When using Amazon's Titan models (text or TG1), the response comes as a single chunk with complete text and metrics:

```json
{
  "outputText": "\nBot: Hello! How can I help you today?",
  "index": 0,
  "totalOutputTextTokenCount": 13,
  "completionReason": "FINISH",
  "inputTextTokenCount": 3,
  "amazon-bedrock-invocationMetrics": {
    "inputTokenCount": 3,
    "outputTokenCount": 13,
    "invocationLatency": 833,
    "firstByteLatency": 833
  }
}
```

Both Titan text and Titan TG1 use the same response format, with only minor differences in token counts and latency values.
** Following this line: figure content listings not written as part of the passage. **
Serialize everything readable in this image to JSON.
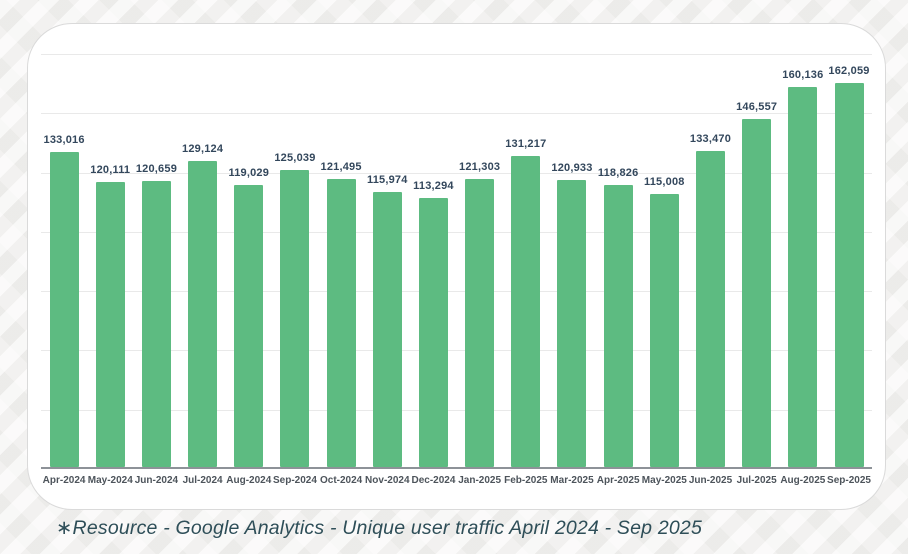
{
  "caption": {
    "text": "∗Resource - Google Analytics - Unique user traffic April 2024 - Sep 2025"
  },
  "chart_data": {
    "type": "bar",
    "title": "",
    "xlabel": "",
    "ylabel": "",
    "categories": [
      "Apr-2024",
      "May-2024",
      "Jun-2024",
      "Jul-2024",
      "Aug-2024",
      "Sep-2024",
      "Oct-2024",
      "Nov-2024",
      "Dec-2024",
      "Jan-2025",
      "Feb-2025",
      "Mar-2025",
      "Apr-2025",
      "May-2025",
      "Jun-2025",
      "Jul-2025",
      "Aug-2025",
      "Sep-2025"
    ],
    "values": [
      133016,
      120111,
      120659,
      129124,
      119029,
      125039,
      121495,
      115974,
      113294,
      121303,
      131217,
      120933,
      118826,
      115008,
      133470,
      146557,
      160136,
      162059
    ],
    "value_labels": [
      "133,016",
      "120,111",
      "120,659",
      "129,124",
      "119,029",
      "125,039",
      "121,495",
      "115,974",
      "113,294",
      "121,303",
      "131,217",
      "120,933",
      "118,826",
      "115,008",
      "133,470",
      "146,557",
      "160,136",
      "162,059"
    ],
    "ylim": [
      0,
      175000
    ],
    "grid_step": 25000,
    "grid": true,
    "legend_position": "none",
    "series_name": "Unique user traffic"
  },
  "colors": {
    "bar": "#5dbb81",
    "value_label": "#33475c",
    "axis_line": "#8d9298",
    "gridline": "#e9e9e9",
    "x_label": "#4d545b",
    "caption_text": "#2e4e58",
    "card_background": "#ffffff",
    "card_border": "#dadada",
    "page_background": "#f3f2f0"
  }
}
For example, here's a TG1 response:

```json
{
  "outputText": "\nBot: Hello! How can I help you?",
  "index": 0,
  "totalOutputTextTokenCount": 12,
  "completionReason": "FINISH",
  "inputTextTokenCount": 3,
  "amazon-bedrock-invocationMetrics": {
    "inputTokenCount": 3,
    "outputTokenCount": 12,
    "invocationLatency": 845,
    "firstByteLatency": 845
  }
}
```

Key fields:
- outputText: The complete generated response
- totalOutputTextTokenCount: Total tokens in the response
- completionReason: Reason for completion (e.g., "FINISH")
- inputTextTokenCount: Number of input tokens
- amazon-bedrock-invocationMetrics: Detailed performance metrics

## Model-Specific Completion Metrics

### Mistral
```json
{
  "usage": {
    "prompt_tokens": 5,
    "total_tokens": 29,
    "completion_tokens": 24
  },
  "amazon-bedrock-invocationMetrics": {
    "inputTokenCount": 5,
    "outputTokenCount": 24,
    "invocationLatency": 719,
    "firstByteLatency": 148
  }
}
```

### Claude 3
Included in the message_delta with stop_reason.

### Llama
Included in the final chunk with stop_reason "stop":
```json
{
  "amazon-bedrock-invocationMetrics": {
    "inputTokenCount": 10,
    "outputTokenCount": 11,
    "invocationLatency": 873,
    "firstByteLatency": 550
  }
}
```

### Titan
Both Titan text and TG1 include metrics in the single response chunk:
```json
{
  "amazon-bedrock-invocationMetrics": {
    "inputTokenCount": 3,
    "outputTokenCount": 12,
    "invocationLatency": 845,
    "firstByteLatency": 845
  }
}
```

## How the Response is Processed

1. The raw response is first split into chunks based on SSE format
2. For each chunk:
   - The base64 encoded data is decoded
   - The JSON is parsed to extract the message content
   - Based on the model type and message type, different processing is applied:

### Claude 3 Processing
- message_start: Initializes a new message with model info and usage stats
- content_block_start: Starts a new content block (text, tool use, etc.)
- content_block_delta: Adds incremental content to the current block
- message_delta: Updates message metadata

### Mistral Processing
- Each chunk contains a complete message object with choices array
- The content is streamed through the message.content field
- Final chunk includes token usage and invocation metrics

### Llama Processing
- Each chunk contains a generation field with the text piece
- First chunk includes prompt_token_count
- Tracks generation progress through generation_token_count
- Simple streaming format focused on text generation
- Final chunk includes complete metrics

### Titan Processing
- Single chunk response with complete text
- No streaming - returns full response at once
- Includes comprehensive metrics in the same chunk

## Handling in Code

The response is processed by the `transformBedrockStream` function in `app/utils/aws.ts`, which:

1. Reads the stream chunks
2. Parses each chunk using `parseEventData`
3. Handles model-specific formats:
   - For Claude: Processes message_start, content_block_start, content_block_delta
   - For Mistral: Extracts content from choices[0].message.content
   - For Llama: Uses the generation field directly
   - For Titan: Uses the outputText field from the single response
4. Transforms the parsed data into a consistent format for the client
5. Yields the transformed data as SSE events

This allows for real-time streaming of the model's response while maintaining a consistent format for the client application, regardless of which model is being used.